Der Abglanz des toten Beuys allein reichte nicht aus. Dem Wiederaufguss des alten Medienerfolges fehlte nicht nur jede Originalität, sondern auch mindestens eines der entscheidenden PR-Kriterien. Der umständliche Titel der Aktion brachte zum Ausdruck, dass Schlingensief damals weder zu polarisieren, noch ein Tabu zu brechen vermochte. Er riskierte keine Blamage, wahrte kein Geheimnis und fügte nichts Absurdes zusammen. Und dass die Zahl „sechs Millionen“ die offiziellen Arbeitslosenstatistiken bei weitem überzeichnete und womöglich trickreich eine Assoziation an den Holocaust darstellen sollte, blieb schlichtweg unbemerkt. Zu kompliziert und zu wenig durchdacht blieb diese Aktion in der diffamierenden Kategorie „Blöder PR-Gag“ stecken.

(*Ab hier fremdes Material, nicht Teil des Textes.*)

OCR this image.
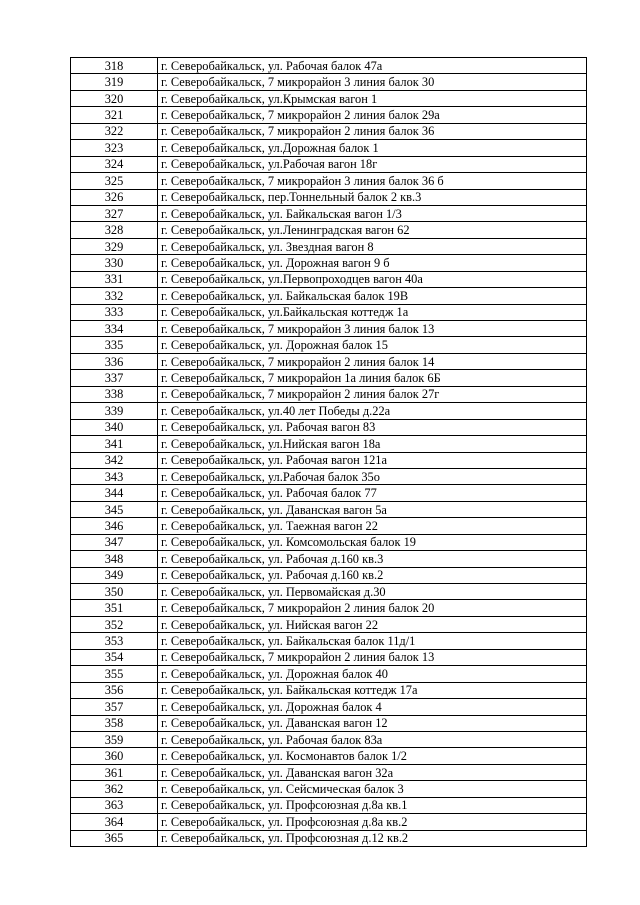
318	г. Северобайкальск, ул. Рабочая балок 47а
319	г. Северобайкальск, 7 микрорайон 3 линия балок 30
320	г. Северобайкальск, ул.Крымская вагон 1
321	г. Северобайкальск, 7 микрорайон 2 линия балок 29а
322	г. Северобайкальск, 7 микрорайон 2 линия балок 36
323	г. Северобайкальск, ул.Дорожная балок 1
324	г. Северобайкальск, ул.Рабочая вагон 18г
325	г. Северобайкальск, 7 микрорайон 3 линия балок 36 б
326	г. Северобайкальск, пер.Тоннельный балок 2 кв.3
327	г. Северобайкальск, ул. Байкальская вагон 1/3
328	г. Северобайкальск, ул.Ленинградская вагон 62
329	г. Северобайкальск, ул. Звездная вагон 8
330	г. Северобайкальск, ул. Дорожная вагон 9 б
331	г. Северобайкальск, ул.Первопроходцев вагон 40а
332	г. Северобайкальск, ул. Байкальская балок 19В
333	г. Северобайкальск, ул.Байкальская коттедж 1а
334	г. Северобайкальск, 7 микрорайон 3 линия балок 13
335	г. Северобайкальск, ул. Дорожная балок 15
336	г. Северобайкальск, 7 микрорайон 2 линия балок 14
337	г. Северобайкальск, 7 микрорайон 1а линия балок 6Б
338	г. Северобайкальск, 7 микрорайон 2 линия балок 27г
339	г. Северобайкальск, ул.40 лет Победы д.22а
340	г. Северобайкальск, ул. Рабочая вагон 83
341	г. Северобайкальск, ул.Нийская вагон 18а
342	г. Северобайкальск, ул. Рабочая вагон 121а
343	г. Северобайкальск, ул.Рабочая балок 35о
344	г. Северобайкальск, ул. Рабочая балок 77
345	г. Северобайкальск, ул. Даванская вагон 5а
346	г. Северобайкальск, ул. Таежная вагон 22
347	г. Северобайкальск, ул. Комсомольская балок 19
348	г. Северобайкальск, ул. Рабочая д.160 кв.3
349	г. Северобайкальск, ул. Рабочая д.160 кв.2
350	г. Северобайкальск, ул. Первомайская д.30
351	г. Северобайкальск, 7 микрорайон 2 линия балок 20
352	г. Северобайкальск, ул. Нийская вагон 22
353	г. Северобайкальск, ул. Байкальская балок 11д/1
354	г. Северобайкальск, 7 микрорайон 2 линия балок 13
355	г. Северобайкальск, ул. Дорожная балок 40
356	г. Северобайкальск, ул. Байкальская коттедж 17а
357	г. Северобайкальск, ул. Дорожная балок 4
358	г. Северобайкальск, ул. Даванская вагон 12
359	г. Северобайкальск, ул. Рабочая балок 83а
360	г. Северобайкальск, ул. Космонавтов балок 1/2
361	г. Северобайкальск, ул. Даванская вагон 32а
362	г. Северобайкальск, ул. Сейсмическая балок 3
363	г. Северобайкальск, ул. Профсоюзная д.8а кв.1
364	г. Северобайкальск, ул. Профсоюзная д.8а кв.2
365	г. Северобайкальск, ул. Профсоюзная д.12 кв.2
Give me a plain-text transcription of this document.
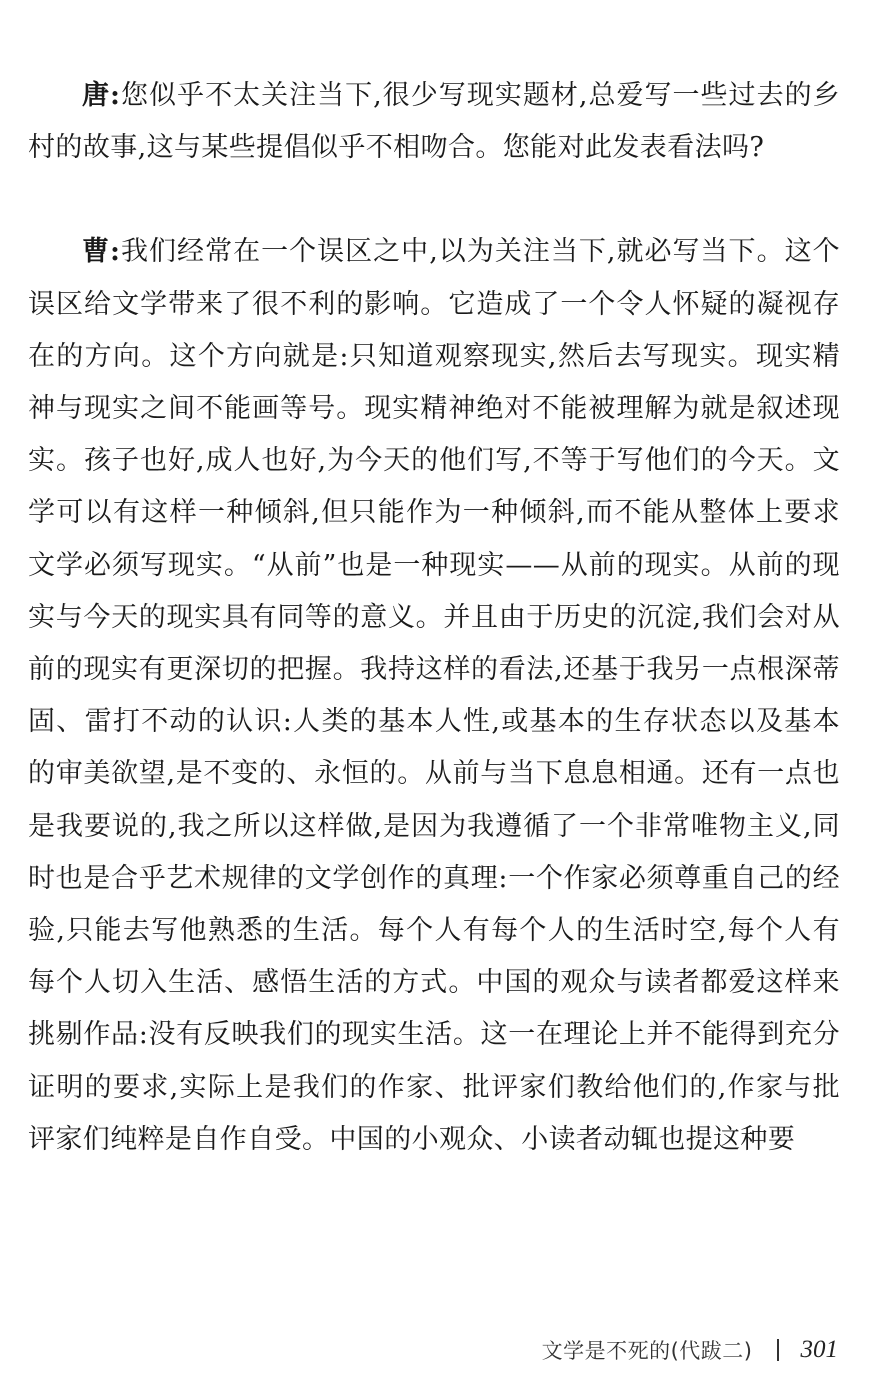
唐:您似乎不太关注当下,很少写现实题材,总爱写一些过去的乡村的故事,这与某些提倡似乎不相吻合。您能对此发表看法吗?

曹:我们经常在一个误区之中,以为关注当下,就必写当下。这个误区给文学带来了很不利的影响。它造成了一个令人怀疑的凝视存在的方向。这个方向就是:只知道观察现实,然后去写现实。现实精神与现实之间不能画等号。现实精神绝对不能被理解为就是叙述现实。孩子也好,成人也好,为今天的他们写,不等于写他们的今天。文学可以有这样一种倾斜,但只能作为一种倾斜,而不能从整体上要求文学必须写现实。“从前”也是一种现实——从前的现实。从前的现实与今天的现实具有同等的意义。并且由于历史的沉淀,我们会对从前的现实有更深切的把握。我持这样的看法,还基于我另一点根深蒂固、雷打不动的认识:人类的基本人性,或基本的生存状态以及基本的审美欲望,是不变的、永恒的。从前与当下息息相通。还有一点也是我要说的,我之所以这样做,是因为我遵循了一个非常唯物主义,同时也是合乎艺术规律的文学创作的真理:一个作家必须尊重自己的经验,只能去写他熟悉的生活。每个人有每个人的生活时空,每个人有每个人切入生活、感悟生活的方式。中国的观众与读者都爱这样来挑剔作品:没有反映我们的现实生活。这一在理论上并不能得到充分证明的要求,实际上是我们的作家、批评家们教给他们的,作家与批评家们纯粹是自作自受。中国的小观众、小读者动辄也提这种要

文学是不死的(代跋二) 301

Aber vielleicht macht genau dieses Scheitern im Nachhinein seine Arbeit so wertvoll. Er war eben kein Effekthascher, um des Effektes willen; sondern kämpfte und litt für seine Herzens-Themen. Insofern wird vielleicht ausgerechnet sein Kassler-Auftritt in der Kategorie „Erfolgreiche Blamage“ für seinen Nachruhm sorgen.